E.    Bentuk Komunikasi
Mengajar merupakan proses berkomunikasi untuk menyampaikan informasi. Dalam komunikasi terjadi proses interaksi antara komunikator dan komunikan, keberadaan keduanya saling berpengaruh dan mempengaruhi akan keberhasilan proses komunikasi tersebut.   
Komunikasi dapat diklasifikasikan menjadi tiga bentuk yaitu komunikasi personal, komunikasi kelompok dan komunikasi massa.
1.  Komunikasi personal
     Komunkasi dibagi menjadi dua yaitu komunikasi interpersonal yang   merupakan komunikasi antar pribadi, yaitu komunikasi antar dua orang,  dimana terjadi kontak langsung dalam bentuk percakapan.


2.  Komunikasi Kelompok
    Komunikasi kelompok (group communication) adalah komunikasi seseorang dengan sejumlah orang  yang terkumpul bersama-sama dalam bentuk kelompok. Contoh untuk komunikasi kelompok kecil ialah forum,rapat, diskusi,seminar,ceramah dll. Jadi kelompok adalah sejumlah orang yang mempunyai kesatuan psikologi,interaksi dan semacamnya.
3.  Komunikasi Massa
    Komunikasi massa yaitu komunikasi melalui media massa modern,misalnya melalui surat kabar,film dan siaran radio. Proses  komunikasi yang bertujuan untuk mempengaruhi masa akan lebih menarik jika terjadi proses komunikasi berjenjang yang terpadu mulai komunikasi interpersonal, komunikasi    kelompok dan komunikasi masa.
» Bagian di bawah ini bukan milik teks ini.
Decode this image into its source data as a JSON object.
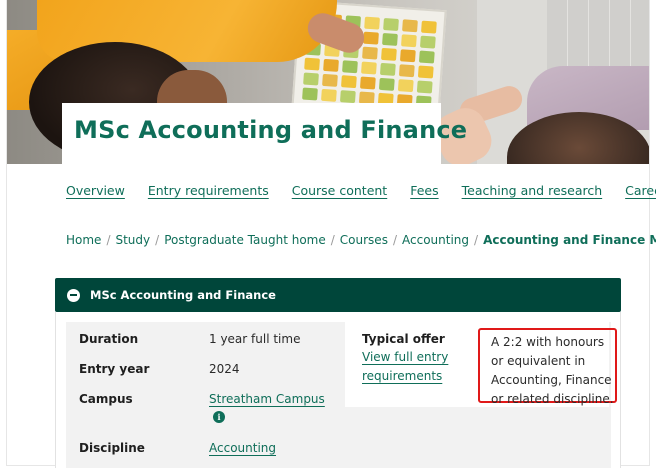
{
  "page": {
    "title": "MSc Accounting and Finance",
    "accent_color": "#0f6e59",
    "header_bar_color": "#00463a",
    "highlight_color": "#e01919"
  },
  "tabs": [
    {
      "label": "Overview"
    },
    {
      "label": "Entry requirements"
    },
    {
      "label": "Course content"
    },
    {
      "label": "Fees"
    },
    {
      "label": "Teaching and research"
    },
    {
      "label": "Careers"
    }
  ],
  "breadcrumb": [
    {
      "label": "Home"
    },
    {
      "label": "Study"
    },
    {
      "label": "Postgraduate Taught home"
    },
    {
      "label": "Courses"
    },
    {
      "label": "Accounting"
    },
    {
      "label": "Accounting and Finance MSc"
    }
  ],
  "breadcrumb_separator": "/",
  "accordion": {
    "title": "MSc Accounting and Finance",
    "icon": "minus-circle-icon",
    "expanded": true
  },
  "details": {
    "duration_label": "Duration",
    "duration_value": "1 year full time",
    "entry_year_label": "Entry year",
    "entry_year_value": "2024",
    "campus_label": "Campus",
    "campus_value": "Streatham Campus",
    "campus_info_icon": "info-icon",
    "discipline_label": "Discipline",
    "discipline_value": "Accounting",
    "typical_offer_label": "Typical offer",
    "view_link_line1": "View full entry",
    "view_link_line2": "requirements",
    "offer_lines": [
      "A 2:2 with honours",
      "or equivalent in",
      "Accounting, Finance",
      "or related discipline."
    ]
  }
}
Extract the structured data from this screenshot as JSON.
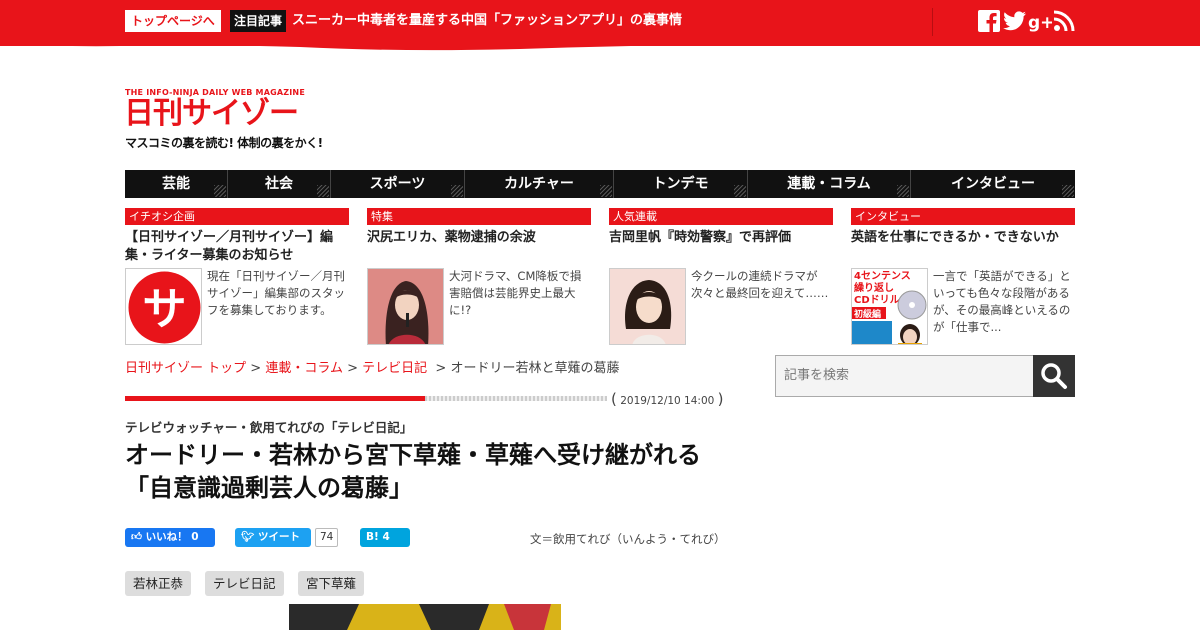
{
  "topbar": {
    "home_button": "トップページへ",
    "highlight_badge": "注目記事",
    "highlight_text": "スニーカー中毒者を量産する中国「ファッションアプリ」の裏事情",
    "social_icons": [
      "facebook-icon",
      "twitter-icon",
      "google-plus-icon",
      "rss-icon"
    ],
    "accent_color": "#e8141a"
  },
  "logo": {
    "subtitle": "THE INFO-NINJA DAILY WEB MAGAZINE",
    "name": "日刊サイゾー",
    "tagline": "マスコミの裏を読む! 体制の裏をかく!"
  },
  "nav": {
    "items": [
      "芸能",
      "社会",
      "スポーツ",
      "カルチャー",
      "トンデモ",
      "連載・コラム",
      "インタビュー"
    ]
  },
  "cards": [
    {
      "tag": "イチオシ企画",
      "title": "【日刊サイゾー／月刊サイゾー】編集・ライター募集のお知らせ",
      "excerpt": "現在「日刊サイゾー／月刊サイゾー」編集部のスタッフを募集しております。",
      "thumb": "サ"
    },
    {
      "tag": "特集",
      "title": "沢尻エリカ、薬物逮捕の余波",
      "excerpt": "大河ドラマ、CM降板で損害賠償は芸能界史上最大に!?"
    },
    {
      "tag": "人気連載",
      "title": "吉岡里帆『時効警察』で再評価",
      "excerpt": "今クールの連続ドラマが次々と最終回を迎えて……"
    },
    {
      "tag": "インタビュー",
      "title": "英語を仕事にできるか・できないか",
      "excerpt": "一言で「英語ができる」といっても色々な段階があるが、その最高峰といえるのが「仕事で...",
      "thumb_lines": [
        "4センテンス",
        "繰り返し",
        "CDドリル",
        "初級編"
      ]
    }
  ],
  "breadcrumb": {
    "home": "日刊サイゾー トップ",
    "sep": ">",
    "section": "連載・コラム",
    "series": "テレビ日記",
    "current": "オードリー若林と草薙の葛藤"
  },
  "search": {
    "placeholder": "記事を検索"
  },
  "article": {
    "date": "2019/12/10 14:00",
    "kicker": "テレビウォッチャー・飲用てれびの「テレビ日記」",
    "headline": "オードリー・若林から宮下草薙・草薙へ受け継がれる「自意識過剰芸人の葛藤」",
    "byline": "文＝飲用てれび（いんよう・てれび）",
    "share": {
      "like_label": "いいね！",
      "like_count": "0",
      "tweet_label": "ツイート",
      "tweet_count": "74",
      "hatena_label": "B!",
      "hatena_count": "4"
    },
    "tags": [
      "若林正恭",
      "テレビ日記",
      "宮下草薙"
    ]
  }
}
F.    Proses terjadinya komunikasi
Onong (1981), menerangkan proses terjadinya komunikasi, dibagi menjadi komunikasi verbal dan komunikasi non verbal.  Komunikasi verbal adalah komunikasi yang menggunakan lambang bahasa.  Ini mencakup bahasa lisan dan bahasa tulisan.  Sedangkan komunikasi non verbal, adalah komunikasi dengan jalan yang menyangkut gerak-gerik (gesture), sikap (posture), ekspresi muka (facial expresion), pakaian yang bersifat simbolik (symbolik clothing) dan lain-lain gejalanya sama.
Untuk lebih memahami dan mengerti tentang informasi apapun maka perlu adanya kegiatan komunikasi. Komunikasi dapat dilakukan dengan cara komunikasi antar personal  antara orang dengan linkungan sekitarnya dalam hubungannya dengan situasi sosial.  Dalam situasi sosial itu terdapat interaksi atau hubungan timbal balik antar orang atau antara orang dan hasil kebudayaan.  Beberapa pokok yang dibicarakan adalah mengenai hubungan interpersonal dan komunikasi.

1. Hubungan Interpersonal
Hubungan interpersonal  mempunyai pengertian yang luas dan sempit.  Dalam pengertian yang luas, hubungan interpersonal adalah interaksi antara seseorang dengan orang lain dalam segala situasi dan dalam segala bidang kehidupan.  Dalam pengertian sempit, hubungan interpersonal adalah interaksi antara seseorang dengan orang lain, tetapi interaksi disini hanyalah dalam organisasi kerja. 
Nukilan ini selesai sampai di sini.